Decisions: Carve a Life ;
“It’s about carving. It is a drink and carve and carve and get them sharp and perfect. then you have something. ” James Victore
I always choose Feb. 2 nd Groundhog Day, also known as Imbolc, Candlemas, and the day of St. Brigid, as my day for taking decisions. For example, I had a career decision I had to do, so I started on February 2 nd as my deadline for the outcome of my decision. I choose this day particular decision because it is a contemplation of the return of the underworld, the metaphor of the descent of Persephone in Hades and climb back into the world (well, it may be clear that I do not know my mythology, but it works for me). It is the day of the decision of whether to bend down to rest over winter or to prepare for spring storm increased. So I thought I’d write a little about the decisions this month. And it is something that many people struggle, especially in this abundant world where we have so many choices, so many options.
One of the key issues with decision-making is aware that when we choose something, life is narrowed. All possibilities are no longer an option. My son recently brought this with me. His view was that children have so many rules to follow, restrictions and limits. Their perception was that adults could do whatever they wanted. I thought and expressed the juxtaposition of “options”. The world is full of possibilities for children. As we grow and find interests that chose to spend the time spent fewer interests, though perhaps with more depth. As men, the maturation process the field of what we are narrowing. We become less amorphous, more solidified. As a stem cell becomes more differentiated with each division, the other options are eliminated. I find it interesting that when the mature cells lose their specificity, as occurs in cancer cells, things go wrong, with the disease. Similarly, when a man does not choose his life, it becomes amorphous and loses its way in the world. Individual expression loses itself at a fundamental level, so that, without the guidance of carving his life, he wanders.

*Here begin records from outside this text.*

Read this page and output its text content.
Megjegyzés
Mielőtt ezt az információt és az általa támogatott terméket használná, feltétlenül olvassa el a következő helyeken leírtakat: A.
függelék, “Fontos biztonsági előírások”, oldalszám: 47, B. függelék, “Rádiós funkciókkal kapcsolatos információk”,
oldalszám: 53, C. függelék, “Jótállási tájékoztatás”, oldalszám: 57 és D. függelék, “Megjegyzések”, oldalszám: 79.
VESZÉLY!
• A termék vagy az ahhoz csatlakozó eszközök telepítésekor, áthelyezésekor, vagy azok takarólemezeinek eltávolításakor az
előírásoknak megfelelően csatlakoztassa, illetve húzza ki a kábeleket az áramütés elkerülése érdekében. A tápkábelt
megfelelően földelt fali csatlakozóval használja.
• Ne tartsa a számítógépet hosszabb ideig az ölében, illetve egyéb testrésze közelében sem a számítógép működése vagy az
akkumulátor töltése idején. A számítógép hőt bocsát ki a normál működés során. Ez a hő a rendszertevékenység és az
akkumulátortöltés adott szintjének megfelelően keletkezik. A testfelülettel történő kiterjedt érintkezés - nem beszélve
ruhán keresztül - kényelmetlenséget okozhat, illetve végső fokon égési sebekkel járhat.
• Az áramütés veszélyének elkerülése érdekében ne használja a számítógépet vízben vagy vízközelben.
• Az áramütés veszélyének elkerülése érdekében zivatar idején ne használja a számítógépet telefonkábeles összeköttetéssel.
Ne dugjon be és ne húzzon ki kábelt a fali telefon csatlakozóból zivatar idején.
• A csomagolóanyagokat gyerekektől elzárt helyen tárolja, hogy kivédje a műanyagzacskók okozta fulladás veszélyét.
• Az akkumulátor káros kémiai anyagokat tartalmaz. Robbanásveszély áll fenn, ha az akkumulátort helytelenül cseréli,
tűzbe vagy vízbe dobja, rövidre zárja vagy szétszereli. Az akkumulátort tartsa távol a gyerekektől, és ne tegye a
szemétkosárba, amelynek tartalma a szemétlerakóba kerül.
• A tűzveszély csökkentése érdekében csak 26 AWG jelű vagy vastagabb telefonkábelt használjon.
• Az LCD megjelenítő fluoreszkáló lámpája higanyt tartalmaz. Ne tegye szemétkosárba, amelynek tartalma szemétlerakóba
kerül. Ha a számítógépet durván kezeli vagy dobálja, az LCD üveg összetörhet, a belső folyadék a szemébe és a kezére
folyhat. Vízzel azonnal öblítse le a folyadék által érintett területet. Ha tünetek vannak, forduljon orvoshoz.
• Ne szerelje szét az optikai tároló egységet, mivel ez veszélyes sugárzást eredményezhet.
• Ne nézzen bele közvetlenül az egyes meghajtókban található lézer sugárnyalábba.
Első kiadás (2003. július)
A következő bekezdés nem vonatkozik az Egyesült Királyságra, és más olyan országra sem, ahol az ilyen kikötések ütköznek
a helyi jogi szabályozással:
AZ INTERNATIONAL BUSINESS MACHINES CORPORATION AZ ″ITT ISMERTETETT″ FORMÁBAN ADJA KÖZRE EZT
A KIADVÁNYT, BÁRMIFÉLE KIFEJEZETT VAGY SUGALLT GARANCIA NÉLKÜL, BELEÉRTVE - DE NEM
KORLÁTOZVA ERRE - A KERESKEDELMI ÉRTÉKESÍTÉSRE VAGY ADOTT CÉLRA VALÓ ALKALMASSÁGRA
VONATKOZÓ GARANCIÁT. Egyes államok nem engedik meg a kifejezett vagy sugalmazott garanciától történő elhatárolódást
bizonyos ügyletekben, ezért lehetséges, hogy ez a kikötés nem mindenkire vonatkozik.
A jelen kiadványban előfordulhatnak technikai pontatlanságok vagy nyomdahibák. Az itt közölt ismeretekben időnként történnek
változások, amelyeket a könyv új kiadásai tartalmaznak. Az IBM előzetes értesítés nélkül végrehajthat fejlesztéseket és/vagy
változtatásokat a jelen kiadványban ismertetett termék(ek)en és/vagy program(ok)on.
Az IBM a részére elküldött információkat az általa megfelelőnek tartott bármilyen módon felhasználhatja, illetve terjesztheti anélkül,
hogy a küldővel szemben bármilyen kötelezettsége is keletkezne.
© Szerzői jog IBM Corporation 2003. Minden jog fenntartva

In life, you will be presented with a set of doors. Clear about which to choose, just pick one and know that you will continue the adventure, one that hones and consolidates what we are.
Decisions create way, that define us increasingly throughout life. That thought can be frightening, even overwhelming for many. When we choose a life partner, the possibility of partnering with one of about seven million other is eliminated. And we wonder, could be something better out there? When we commit to a career decision, we take classes or somehow are educated to specialize our knowledge, skill and / or perspective, which is a process of limitation. In fact, the root of the word “elimination” comes from the Latin, limen , which means “threshold”. When crossing a threshold, as well as leave the burrow Marmot, courage is needed, because while there are new possibilities, bringing new opportunities, let’s be honest, potentially narrows our world too.
Many people in the world can not tolerate the idea that “say yes to one also means saying no to the other.” I think this is especially true for those men on the threshold of life, which are tightly held to the belief that we can be anyone, do anything. At some point, there is a need to leave that behind and consolidate our lives. As I explained to my son, that internal security is taken, -dad ground and a little faith, in order to mature and become what we are solidly.
Later, as we age, the plant gives way, and we become less solid, less some of our senses, the less physical body, and perhaps more ethereal. But that discussion is for another day. In this February, I am challenging men to elect and be. Think about next year. Within you, what you want to see rise, following spring sunshine and thawing? It is likely that the decision has already been done- you already know. You know the direction you want to go, but fear and intimidation may be slowing. One of the most influential men in my life, told me once that life will show us the door. And when it does, open a door and walk through. When presented with another set of doors, choose again. The process of choosing a door and walk is like carving. We started with a piece of wood undefined, and reduce gradually creating our life. Come on, pick a door and walk through.
Dr. Steve Rissman is a full-time associate in the Department of Health Professions at Metropolitan State University of Denver professor, teaching in Integral Health program. Pathophysiology teaches Clinic, Men’s Health, Men of all cultures, men and anger, and several other classes. Dr. Rissman has studied, taught and worked in the field of men’s health for over twenty years and has led the way in lighting the path for young men who embark on the journey to better understand themselves same. In a new facet of his professional life, Dr. Rissman is the principal investigator of a research project looking men qualities of great men who know their purpose in life and have a broader vision than is possible.
In her practice on his farm north of Denver, Dr. Rissman works with men / children with confounding factors for conduct related to anger / rage, anxiety and depression in their lives.
Having grown up on a farm and spend a lot of time in the outdoors, Dr. Rissman has a deeply rooted curiosity of the laws of nature, particularly science the disease process. Consequently, it has an extraordinary ability to illicit the history of the process of dis-ease only one and perceiving what needs to be cured in every man / individual child, the use of psychotherapy, herbal medicines, therapeutic nutrition, homeopathic medicines and other interesting methods designed to help men drive through the abyss of evil-be toward a richer life with purpose.